“Supporting paediatric research in a broad sense is one of the foundation’s primary goals,” says SFBS’s Inspector Sven-Åke Bergkvist.
The Swedish Order of Freemasons has been active in Sweden and Finland for a long time. The Stiftelsen Frimurare Barnhuset i Stockholm foundation was established in 1753 as a tribute Sophia Albertina, the younger sister of Gustav III. For roughly 200 years, the foundation focused on providing orphanages to children and adolescents. At its most, it accommodated more than 100 children, with approximately 20 children admitted to receive education every year.
“As society evolved, the need for orphanages decreased and this activity was discontinued in the 1940s, with the properties sold. The interest accrued by the capital released is now such that we are able to allocate annually a total of 13 million Swedish krona to research in addition to organising youth activities and projects. This year, the foundation’s board of directors also decided that 1.5 million krona can be allocated to paediatric research in Finland,” Bergkvist says.
Donation supports a broad spectrum of paediatric research
The donated 1.5 million Swedish krona, or approximately €135,000, will be distributed among three paediatric research projects at the University of Helsinki. These projects broadly represent paediatric research conducted at the University, which benefits children and adolescents both in Finland and abroad.

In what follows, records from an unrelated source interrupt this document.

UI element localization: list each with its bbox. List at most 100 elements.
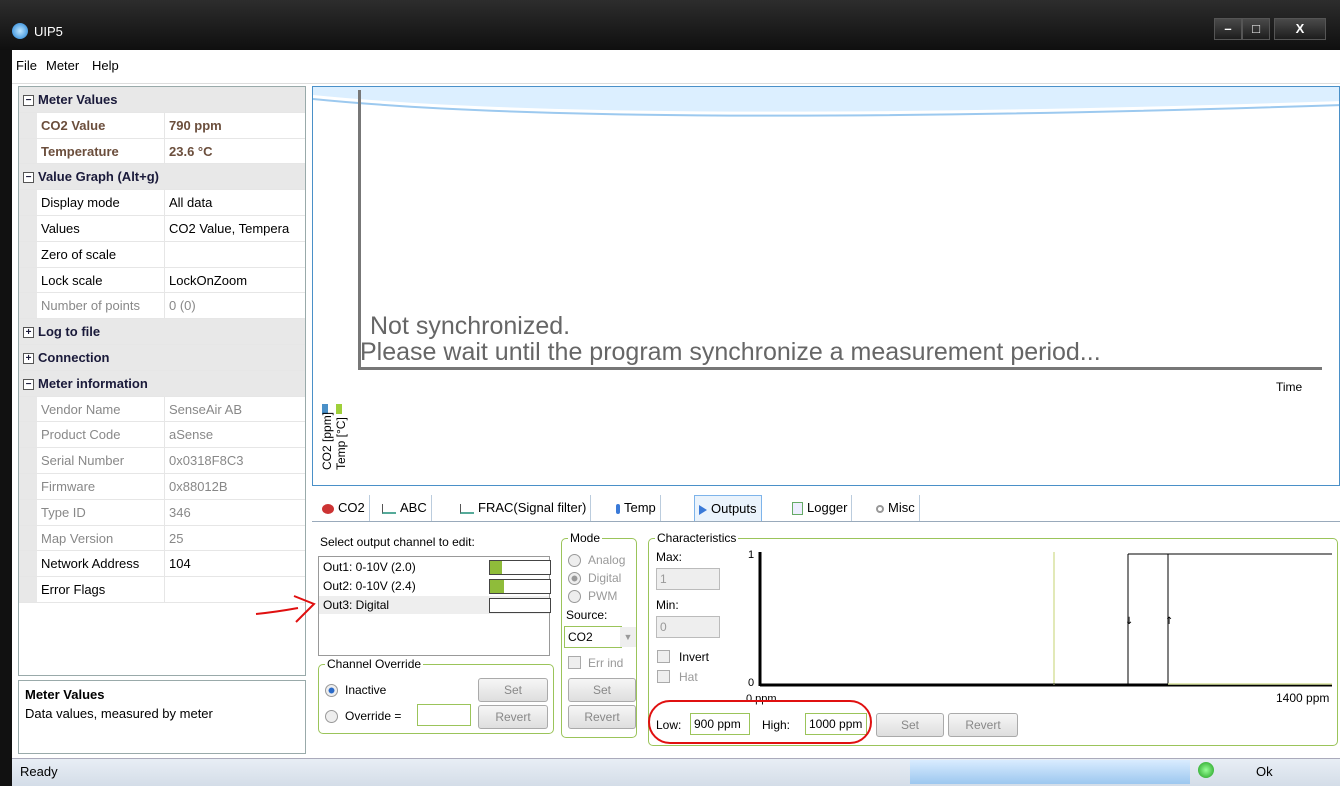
- min-label: Min:: [656, 598, 679, 612]
- prop-value-display-mode[interactable]: All data: [165, 190, 305, 215]
- category-meter-values[interactable]: − Meter Values: [19, 87, 305, 113]
- max-label: Max:: [656, 550, 683, 564]
- prop-value-network-address[interactable]: 104: [165, 551, 305, 576]
- tab-co2[interactable]: CO2: [318, 495, 370, 521]
- prop-label-number-of-points: Number of points: [19, 293, 165, 319]
- channel-list[interactable]: Out1: 0-10V (2.0) Out2: 0-10V (2.4) Out3…: [318, 556, 551, 656]
- channel-item-out1[interactable]: Out1: 0-10V (2.0): [323, 560, 416, 574]
- minimize-button[interactable]: –: [1214, 18, 1242, 40]
- chart-arrow-up: ↑: [1165, 616, 1173, 627]
- invert-label: Invert: [679, 650, 710, 664]
- mode-revert-button[interactable]: Revert: [568, 705, 636, 729]
- prop-value-temperature: 23.6 °C: [169, 143, 213, 159]
- prop-label-vendor: Vendor Name: [19, 396, 165, 422]
- collapse-icon[interactable]: −: [23, 95, 34, 107]
- tab-outputs[interactable]: Outputs: [694, 495, 762, 521]
- chart-y-bottom-label: 0: [748, 677, 754, 689]
- tab-frac[interactable]: FRAC(Signal filter): [456, 495, 592, 521]
- characteristics-set-button[interactable]: Set: [876, 713, 944, 737]
- description-title: Meter Values: [25, 687, 105, 702]
- annotation-circle: [648, 700, 872, 744]
- prop-label-error-flags: Error Flags: [19, 577, 165, 602]
- digital-label: Digital: [588, 571, 622, 585]
- category-connection[interactable]: + Connection: [19, 344, 305, 371]
- source-label: Source:: [566, 608, 608, 622]
- pwm-radio[interactable]: [568, 590, 581, 603]
- menu-help[interactable]: Help: [92, 58, 119, 73]
- invert-checkbox[interactable]: [657, 650, 670, 663]
- prop-value-firmware: 0x88012B: [169, 478, 228, 494]
- collapse-icon[interactable]: −: [23, 378, 34, 390]
- tab-abc[interactable]: ABC: [378, 495, 432, 521]
- expand-icon[interactable]: +: [23, 353, 34, 365]
- tab-temp[interactable]: Temp: [612, 495, 661, 521]
- tab-bar: CO2 ABC FRAC(Signal filter) Temp Outputs…: [312, 490, 1340, 522]
- tab-misc[interactable]: Misc: [872, 495, 920, 521]
- signal-icon: [460, 503, 474, 514]
- prop-value-product-code: aSense: [169, 427, 214, 443]
- description-text: Data values, measured by meter: [25, 706, 213, 721]
- category-value-graph[interactable]: − Value Graph (Alt+g): [19, 164, 305, 191]
- menu-bar: File Meter Help: [12, 50, 1340, 84]
- override-radio[interactable]: [325, 710, 338, 723]
- tab-logger[interactable]: Logger: [788, 495, 853, 521]
- graph-y-label-co2: CO2 [ppm]: [320, 411, 334, 470]
- window-frame: [0, 50, 12, 786]
- prop-value-serial: 0x0318F8C3: [169, 453, 244, 469]
- category-log-to-file[interactable]: + Log to file: [19, 319, 305, 345]
- characteristics-revert-button[interactable]: Revert: [948, 713, 1018, 737]
- menu-meter[interactable]: Meter: [46, 58, 79, 73]
- expand-icon[interactable]: +: [23, 327, 34, 339]
- min-input[interactable]: 0: [656, 616, 720, 638]
- prop-value-lock-scale[interactable]: LockOnZoom: [165, 268, 305, 293]
- mode-set-button[interactable]: Set: [568, 678, 636, 702]
- inactive-label: Inactive: [345, 683, 387, 697]
- line-chart-icon: [382, 503, 396, 514]
- maximize-button[interactable]: □: [1242, 18, 1270, 40]
- prop-label-type-id: Type ID: [19, 499, 165, 525]
- override-revert-button[interactable]: Revert: [478, 705, 548, 729]
- err-ind-checkbox[interactable]: [568, 656, 581, 669]
- channel-item-out3[interactable]: Out3: Digital: [323, 598, 389, 612]
- property-grid[interactable]: − Meter Values CO2 Value 790 ppm Temperatu…: [18, 86, 306, 676]
- override-value-input[interactable]: [417, 704, 471, 726]
- status-ok-text: Ok: [1256, 764, 1273, 779]
- max-input[interactable]: 1: [656, 568, 720, 590]
- category-meter-information[interactable]: − Meter information: [19, 370, 305, 397]
- prop-value-type-id: 346: [169, 504, 191, 520]
- channel-override-title: Channel Override: [325, 657, 424, 671]
- characteristics-title: Characteristics: [655, 531, 739, 545]
- source-select[interactable]: CO2: [564, 626, 622, 648]
- status-text: Ready: [20, 764, 58, 779]
- prop-label-firmware: Firmware: [19, 473, 165, 499]
- override-set-button[interactable]: Set: [478, 678, 548, 702]
- co2-icon: [322, 503, 334, 514]
- channel-item-out2[interactable]: Out2: 0-10V (2.4): [323, 579, 416, 593]
- digital-radio[interactable]: [568, 572, 581, 585]
- prop-value-values[interactable]: CO2 Value, Tempera: [165, 216, 305, 241]
- hat-checkbox[interactable]: [657, 670, 670, 683]
- prop-label-product-code: Product Code: [19, 422, 165, 448]
- analog-radio[interactable]: [568, 554, 581, 567]
- channel-level-fill: [490, 580, 505, 593]
- prop-label-lock-scale: Lock scale: [19, 267, 165, 293]
- chevron-down-icon[interactable]: ▼: [620, 627, 636, 647]
- pwm-label: PWM: [588, 589, 618, 603]
- graph-x-label: Time: [1276, 380, 1303, 394]
- prop-label-co2: CO2 Value: [19, 112, 165, 138]
- channel-level-out3: [489, 598, 551, 613]
- collapse-icon[interactable]: −: [23, 172, 34, 184]
- prop-label-network-address: Network Address: [19, 551, 165, 577]
- chart-arrow-down: ↓: [1125, 616, 1133, 627]
- thermometer-icon: [616, 503, 620, 514]
- close-button[interactable]: X: [1274, 18, 1326, 40]
- menu-file[interactable]: File: [16, 58, 37, 73]
- window-title: UIP5: [34, 24, 63, 39]
- status-progress-segment: [910, 760, 1190, 784]
- chart-y-top-label: 1: [748, 549, 754, 561]
- title-bar: UIP5 – □ X: [0, 0, 1340, 50]
- logger-icon: [792, 502, 803, 516]
- prop-value-zero-of-scale[interactable]: [165, 242, 305, 267]
- legend-temp-swatch: [336, 404, 342, 414]
- inactive-radio[interactable]: [325, 684, 338, 697]
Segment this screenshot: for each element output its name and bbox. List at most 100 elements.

“Paediatric research is one of the key fields of research at the University of Helsinki’s Faculty of Medicine. One of the Faculty’s goals is to support junior researchers in their career paths. This is why I’m particularly pleased that the donation now received supports this goal, and I sincerely thank the SFBS foundation for its generosity,” says Dean Anne Remes of the Faculty of Medicine.
The supported projects investigate the onset of congenital heart diseases, utilise new genomic approaches to improving the treatment outcomes of children with tumours, and study molecular mechanisms for congenital deficiencies in immunity.